I appreciate the response and additional clarification on some of the points I brought up. At the end of the day I’m just a DAI user that wants the best for the Maker protocol as I believe it to be a crucial pillar of DeFi as a whole.

That said, I do not share many of the concerns you brought up regarding Chainlink. Namely around centralization—Chainlink consists of hundreds of public nodes (market.link) which have undergone security reviews and verified to be independent. Also, I think Chainlink would actually enable Maker to scale at a faster rate when it comes to things like adding additional collateral types. This is part of the reason why projects like Yearn, Synthetix, Aave etc. are so nimble. They don’t have to worry about oracle-related bottlenecks.

Again I really appreciate the thoughtful response, and I applaud the efforts you are making. However, I’d love to know what the community at large thinks regarding this issue.

We’re on the same page about LINK. I trust the experts.

I think Oracles are a core competency of Maker and should not be outsourced.
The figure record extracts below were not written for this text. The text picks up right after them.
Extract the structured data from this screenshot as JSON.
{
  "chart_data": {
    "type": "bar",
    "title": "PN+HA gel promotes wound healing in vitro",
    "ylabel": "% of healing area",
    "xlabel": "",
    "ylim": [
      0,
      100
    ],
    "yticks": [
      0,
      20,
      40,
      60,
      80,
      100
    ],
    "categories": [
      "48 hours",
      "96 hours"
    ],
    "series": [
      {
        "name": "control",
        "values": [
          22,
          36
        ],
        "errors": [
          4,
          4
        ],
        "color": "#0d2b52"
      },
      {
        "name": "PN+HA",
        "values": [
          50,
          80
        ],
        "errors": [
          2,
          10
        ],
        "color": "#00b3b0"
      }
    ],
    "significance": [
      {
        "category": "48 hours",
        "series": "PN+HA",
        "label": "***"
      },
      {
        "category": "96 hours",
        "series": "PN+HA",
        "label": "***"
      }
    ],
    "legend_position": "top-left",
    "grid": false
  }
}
Oracle is knowing the truth. You don’t rely on a third party to know the truth.

4 Likes

I would feel better about this statement if you had engaged with Maker Governance on any other issue, and if your previous post had not been liked by multiple accounts that are either days old, or have interacted almost exclusively with chainlink related threads. Normally when you see multiple users signing up to like a post, it’s a good sign that it’s been shared elsewhere. Nothing wrong with that in and of itself, but it somewhat undermines your claim that you are ‘just’ a concerned DAI user.

Certainly possible I’m wrong and generally I try to engage in good faith, but yeah, posts like this have a tendency to be interpreted negatively (whether accurately or not.)

7 Likes

This topic was automatically closed 7 days after the last reply. New replies are no longer allowed.